Yang demikian itu lebih utama (bagimu) dan lebih
baik akibatnya. [QS An Nisaa: 59]
Dan firman-Nya:
ﻭَﻣَﺎ ﻛَﺎﻥَ ﻟِﻤُﺆْﻣِﻦٍ ﻭَﻻَ ﻣُﺆْﻣِﻨَﺔٍ ﺇِﺫَﺍ ﻗَﻀَﻰ ﺍﻟﻠَّﻪُ ﻭَﺭَﺳُﻮﻟُﻪُ ﺃَﻣْﺮًﺍ ﺃَﻥْ ﻳَﻜُﻮﻥَ ﻟَﻬُﻢُ ﺍﻟْﺨِﻴَﺮَﺓُ
ﻣِﻦْ ﺃَﻣْﺮِﻫِﻢْ ﻭَﻣَﻦْ ﻳَﻌْﺺِ ﺍﻟﻠَّﻪَ ﻭَﺭَﺳُﻮﻟَﻪُ ﻓَﻘَﺪْ ﺿَﻞَّ ﺿَﻼَﻻً ﻣُﺒِﻴﻨًﺎ ﴿ ۳٦ ﴾ ]ﺍﻷﺣﺰﺍﺏ :
۳٦ [
] 36 ] Dan tidaklah patut bagi laki-laki yang mu’min
dan tidak (pula) bagi perempuan yang mu’min,
apabila Allah dan Rasul-Nya telah menetapkan suatu
ketetapan, akan ada bagi mereka pilihan (yang lain)
tentang urusan mereka.
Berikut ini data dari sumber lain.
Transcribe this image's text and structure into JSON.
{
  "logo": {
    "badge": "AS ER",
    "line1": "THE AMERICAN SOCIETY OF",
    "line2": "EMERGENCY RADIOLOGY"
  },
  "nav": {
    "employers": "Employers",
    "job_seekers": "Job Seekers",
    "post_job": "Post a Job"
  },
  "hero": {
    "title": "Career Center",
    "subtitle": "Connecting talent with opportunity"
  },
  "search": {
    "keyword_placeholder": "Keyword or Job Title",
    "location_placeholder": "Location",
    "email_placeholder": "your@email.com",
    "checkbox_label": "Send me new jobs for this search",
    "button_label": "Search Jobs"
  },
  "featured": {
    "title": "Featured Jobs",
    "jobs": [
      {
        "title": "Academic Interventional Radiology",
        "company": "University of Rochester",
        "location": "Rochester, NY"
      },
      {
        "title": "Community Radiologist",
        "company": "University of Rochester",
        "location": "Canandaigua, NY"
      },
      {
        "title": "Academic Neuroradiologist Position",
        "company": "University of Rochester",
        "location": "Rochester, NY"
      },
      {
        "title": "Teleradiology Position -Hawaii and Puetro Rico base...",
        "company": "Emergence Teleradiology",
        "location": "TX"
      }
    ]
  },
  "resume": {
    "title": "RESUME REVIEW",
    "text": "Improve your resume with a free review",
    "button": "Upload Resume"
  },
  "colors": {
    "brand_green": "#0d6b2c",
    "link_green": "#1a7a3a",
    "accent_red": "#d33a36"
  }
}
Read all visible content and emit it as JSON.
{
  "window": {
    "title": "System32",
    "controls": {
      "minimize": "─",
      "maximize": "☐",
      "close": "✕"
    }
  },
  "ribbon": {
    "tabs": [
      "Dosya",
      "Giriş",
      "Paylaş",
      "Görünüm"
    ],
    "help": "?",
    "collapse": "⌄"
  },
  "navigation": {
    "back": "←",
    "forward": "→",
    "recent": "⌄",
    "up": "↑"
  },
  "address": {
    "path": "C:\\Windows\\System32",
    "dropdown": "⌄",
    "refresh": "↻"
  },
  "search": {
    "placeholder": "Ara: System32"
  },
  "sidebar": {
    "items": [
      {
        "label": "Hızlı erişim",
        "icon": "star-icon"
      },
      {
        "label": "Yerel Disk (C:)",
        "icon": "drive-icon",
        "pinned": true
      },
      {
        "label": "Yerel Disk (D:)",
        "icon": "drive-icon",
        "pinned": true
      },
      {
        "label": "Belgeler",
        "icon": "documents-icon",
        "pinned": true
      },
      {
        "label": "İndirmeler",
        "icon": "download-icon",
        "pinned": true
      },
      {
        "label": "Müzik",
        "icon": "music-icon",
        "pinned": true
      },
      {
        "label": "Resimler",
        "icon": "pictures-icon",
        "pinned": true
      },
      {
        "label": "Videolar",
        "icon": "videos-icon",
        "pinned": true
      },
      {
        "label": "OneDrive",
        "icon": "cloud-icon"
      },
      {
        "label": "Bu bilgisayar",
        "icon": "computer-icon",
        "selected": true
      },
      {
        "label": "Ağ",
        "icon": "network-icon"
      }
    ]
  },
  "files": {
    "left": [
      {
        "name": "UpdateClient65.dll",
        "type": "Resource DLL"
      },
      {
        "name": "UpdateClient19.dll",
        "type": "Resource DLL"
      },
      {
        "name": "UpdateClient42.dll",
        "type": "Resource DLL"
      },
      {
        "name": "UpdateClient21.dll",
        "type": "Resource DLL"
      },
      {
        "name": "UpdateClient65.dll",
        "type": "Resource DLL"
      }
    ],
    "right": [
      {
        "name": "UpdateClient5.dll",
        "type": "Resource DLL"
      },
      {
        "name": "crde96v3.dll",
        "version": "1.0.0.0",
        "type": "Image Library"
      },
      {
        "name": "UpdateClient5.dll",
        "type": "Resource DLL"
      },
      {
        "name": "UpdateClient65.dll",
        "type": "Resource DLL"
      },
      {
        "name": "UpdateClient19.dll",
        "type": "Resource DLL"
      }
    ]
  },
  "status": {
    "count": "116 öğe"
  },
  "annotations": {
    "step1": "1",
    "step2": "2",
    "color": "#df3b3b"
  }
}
Dan barangsiapa
mendurhakai Allah dan Rasul-Nya maka sungguhlah
dia telah sesat, sesat yang nyata. [QS Al Ahzaab: 36]
Dan firman-Nya:
ﻓَﻼَ ﻭَﺭَﺑِّﻚَ ﻻَ ﻳُﺆْﻣِﻨُﻮﻥَ ﺣَﺘَّﻰ ﻳُﺤَﻜِّﻤُﻮﻙَ ﻓِﻴﻤَﺎ ﺷَﺠَﺮَ ﺑَﻴْﻨَﻬُﻢْ ﺛُﻢَّ ﻻَ ﻳَﺠِﺪُﻭﺍ ﻓِﻲ ﺃَﻧْﻔُﺴِﻬِﻢْ
ﺣَﺮَﺟًﺎ ﻣِﻤَّﺎ ﻗَﻀَﻴْﺖَ ﻭَﻳُﺴَﻠِّﻤُﻮﺍ ﺗَﺴْﻠِﻴﻤًﺎ ﴿٦٥﴾ ] ﺍﻟﻨﺴﺎﺀ : ٦٥ [
] 65 ] Maka demi Tuhanmu, mereka (pada hakekatnya)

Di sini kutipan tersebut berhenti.